Undismayed by the defeat of Paul Kerins '41 in his race for Brookline School Committee last year, three Harvard students and a member of the coaching staff will toss their hats into the local political ring, when their names appear on the Cambridge City primary ballots on Tuesday, October 17.
Kerins blazed the path for Harvard men entering local politics last spring, when he waged a heated but unsuccessful campaign for Brookline school reform.
The three undergraduates are fighting for nominations to the Cambridge City Council, while Soccer Coach John F. Carr has entered the lists for the Cambridge School Committee. Those who survive the non-partisan primaries will come up for election in November.
All three of the would-be City Councilors named as their slogan "A New Deal for the Citizens of Cambridge." Names of the candidates are: Edward J. Gordon, ocC, councilor at large; Albert L. Maguire '40, councilor from Ward 7; and Nicholas De Palma '40, from Ward 6.
Optimistic about his chances for nomination, Maguire said, in an interview, "The time has come when the citizens of Cambridge realize that a new type of man must represent them."
A strong exponent of the ill-fated Plan E, Maguire has pledged himself to do all be can to have the plan put before the voters at the next state election. In a heated referendum in which Dean Landis and other Harvard professors fought Cambridge politicians, the Plan for a city manager was rejected by a slim margin last year.
Wants Harvard Represented
"I think we need representation for Harvard in the Council," Maguire remarked. "Harvard does this community a lot of good and deserves more say in the local government. If Cambridge were run from Littauer Center, it couldn't be in worse condition than it is now."
A concentrator in government, Maguire gave up a fairly good chance of playing end on the football team in order to devote all his time to canvassing his constituents.
A candidate for nomination in Michael Sullivan's ward, De Palma will plead for a more tolerant and enlightened City Council, when he appears before his voters in public rallies.
"I think that before any political problems can be solved, we'll have to have a more tolerant point of view towards social problems," De Palma said.

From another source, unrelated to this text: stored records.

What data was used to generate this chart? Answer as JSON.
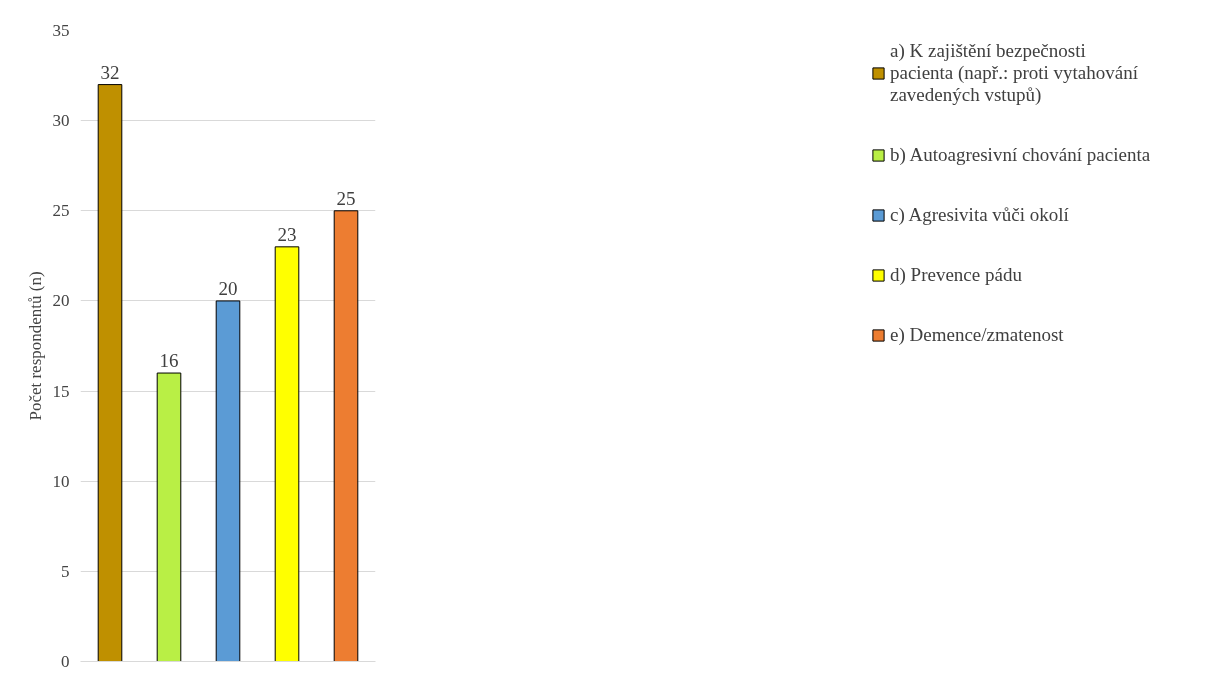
{
  "chart_data": {
    "type": "bar",
    "ylabel": "Počet respondentů (n)",
    "categories": [
      null,
      null,
      null,
      null,
      null
    ],
    "series": [
      {
        "name": "a) K zajištění bezpečnosti pacienta (např.: proti vytahování zavedených vstupů)",
        "color": "#bf9000",
        "values": [
          32,
          null,
          null,
          null,
          null
        ]
      },
      {
        "name": "b) Autoagresivní chování pacienta",
        "color": "#b9ef45",
        "values": [
          null,
          16,
          null,
          null,
          null
        ]
      },
      {
        "name": "c) Agresivita vůči okolí",
        "color": "#5b9bd5",
        "values": [
          null,
          null,
          20,
          null,
          null
        ]
      },
      {
        "name": "d) Prevence pádu",
        "color": "#ffff00",
        "values": [
          null,
          null,
          null,
          23,
          null
        ]
      },
      {
        "name": "e) Demence/zmatenost",
        "color": "#ed7d31",
        "values": [
          null,
          null,
          null,
          null,
          25
        ]
      }
    ],
    "ylim": [
      0,
      35
    ],
    "yticks": [
      0,
      5,
      10,
      15,
      20,
      25,
      30,
      35
    ],
    "grid": "y",
    "legend": "right",
    "tick_labels": "y",
    "data_labels": true
  }
}
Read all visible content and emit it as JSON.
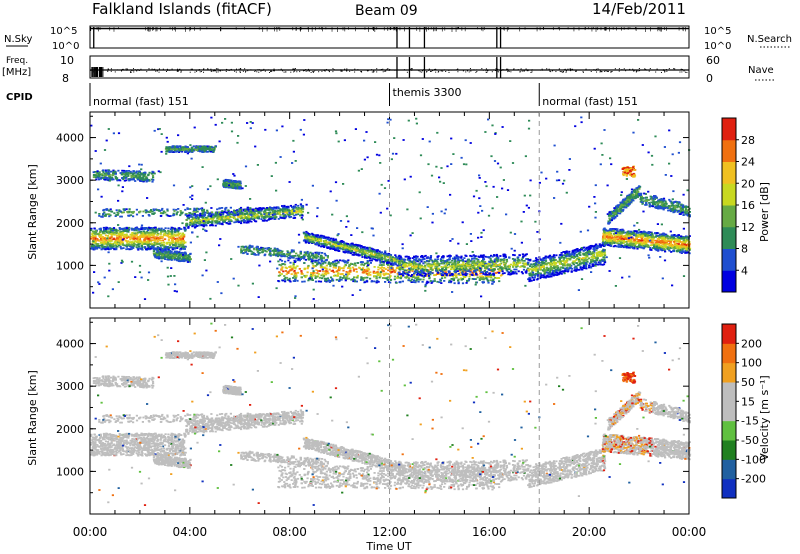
{
  "header": {
    "station": "Falkland Islands (fitACF)",
    "beam": "Beam 09",
    "date": "14/Feb/2011"
  },
  "strips": {
    "nsky_label": "N.Sky",
    "nsky_ticks": [
      "10^5",
      "10^0"
    ],
    "nsearch_label": "N.Search",
    "nsearch_ticks": [
      "10^5",
      "10^0"
    ],
    "freq_label": "Freq.",
    "freq_unit": "[MHz]",
    "freq_ticks": [
      "10",
      "8"
    ],
    "nave_label": "Nave",
    "nave_ticks": [
      "60",
      "0"
    ],
    "cpid_label": "CPID"
  },
  "cpid_modes": [
    {
      "label": "normal (fast) 151",
      "start_hour": 0
    },
    {
      "label": "themis 3300",
      "start_hour": 12
    },
    {
      "label": "normal (fast) 151",
      "start_hour": 18
    }
  ],
  "colors": {
    "power_scale": [
      "#0000e0",
      "#1f4fd0",
      "#2e8b57",
      "#66aa44",
      "#c8d820",
      "#f0c020",
      "#f07010",
      "#e02010"
    ],
    "velocity_scale": [
      "#1030c0",
      "#2060a0",
      "#208020",
      "#60c040",
      "#bebebe",
      "#bebebe",
      "#f0a020",
      "#f07010",
      "#e02010"
    ]
  },
  "chart_data": [
    {
      "type": "heatmap",
      "name": "power-panel",
      "ylabel": "Slant Range [km]",
      "xlabel": "",
      "xlim": [
        0,
        24
      ],
      "ylim": [
        0,
        4600
      ],
      "yticks": [
        "1000",
        "2000",
        "3000",
        "4000"
      ],
      "colorbar": {
        "label": "Power [dB]",
        "ticks": [
          "4",
          "8",
          "12",
          "16",
          "20",
          "24",
          "28"
        ],
        "range": [
          0,
          32
        ]
      }
    },
    {
      "type": "heatmap",
      "name": "velocity-panel",
      "ylabel": "Slant Range [km]",
      "xlabel": "Time UT",
      "xlim": [
        0,
        24
      ],
      "ylim": [
        0,
        4600
      ],
      "xticks": [
        "00:00",
        "04:00",
        "08:00",
        "12:00",
        "16:00",
        "20:00",
        "00:00"
      ],
      "yticks": [
        "1000",
        "2000",
        "3000",
        "4000"
      ],
      "colorbar": {
        "label": "Velocity [m s⁻¹]",
        "ticks": [
          "200",
          "100",
          "50",
          "15",
          "-15",
          "-50",
          "-100",
          "-200"
        ],
        "range": [
          -250,
          250
        ]
      }
    }
  ]
}
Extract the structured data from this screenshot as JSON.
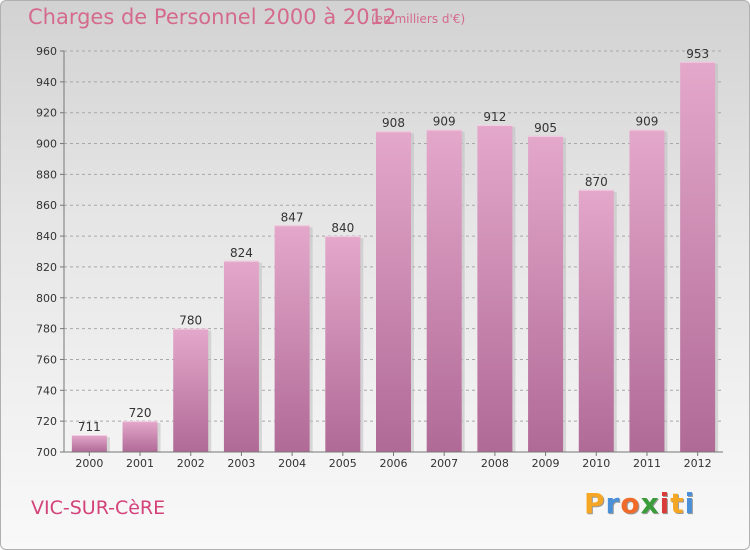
{
  "chart_data": {
    "type": "bar",
    "title": "Charges de Personnel 2000 à 2012",
    "subtitle": "(en milliers d'€)",
    "categories": [
      "2000",
      "2001",
      "2002",
      "2003",
      "2004",
      "2005",
      "2006",
      "2007",
      "2008",
      "2009",
      "2010",
      "2011",
      "2012"
    ],
    "values": [
      711,
      720,
      780,
      824,
      847,
      840,
      908,
      909,
      912,
      905,
      870,
      909,
      953
    ],
    "ylim": [
      700,
      960
    ],
    "yticks": [
      700,
      720,
      740,
      760,
      780,
      800,
      820,
      840,
      860,
      880,
      900,
      920,
      940,
      960
    ],
    "grid": true,
    "bar_color": "#c96a9a",
    "xlabel": "",
    "ylabel": ""
  },
  "footer": {
    "town": "VIC-SUR-CèRE",
    "logo_letters": [
      "P",
      "r",
      "o",
      "x",
      "i",
      "t",
      "i"
    ],
    "logo_colors": [
      "#f5a623",
      "#4a90d9",
      "#f06b2a",
      "#3a9d3a",
      "#d93a3a",
      "#f5a623",
      "#4a90d9"
    ]
  }
}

De Palma's platform includes civil service reform and a closer relationship between the various health and welfare boards in the city.
Budget Reform Urged
Hoping to be one of the eight candidates to be nominated for councilor at large, Gordon said that he would work for budget reform. "I feel that the budget should be more explicit and should be written in detailed terms, so that everyone can understand it."
He also is in favor of slum clearance and better housing. Refusing to comment about the personnel of the present Council he remarked "I don't wan't to start a mud slinging campaign."
As his platform for election to the Cambridge School Committee, Carr has pledged himself to do everything possible for school reform.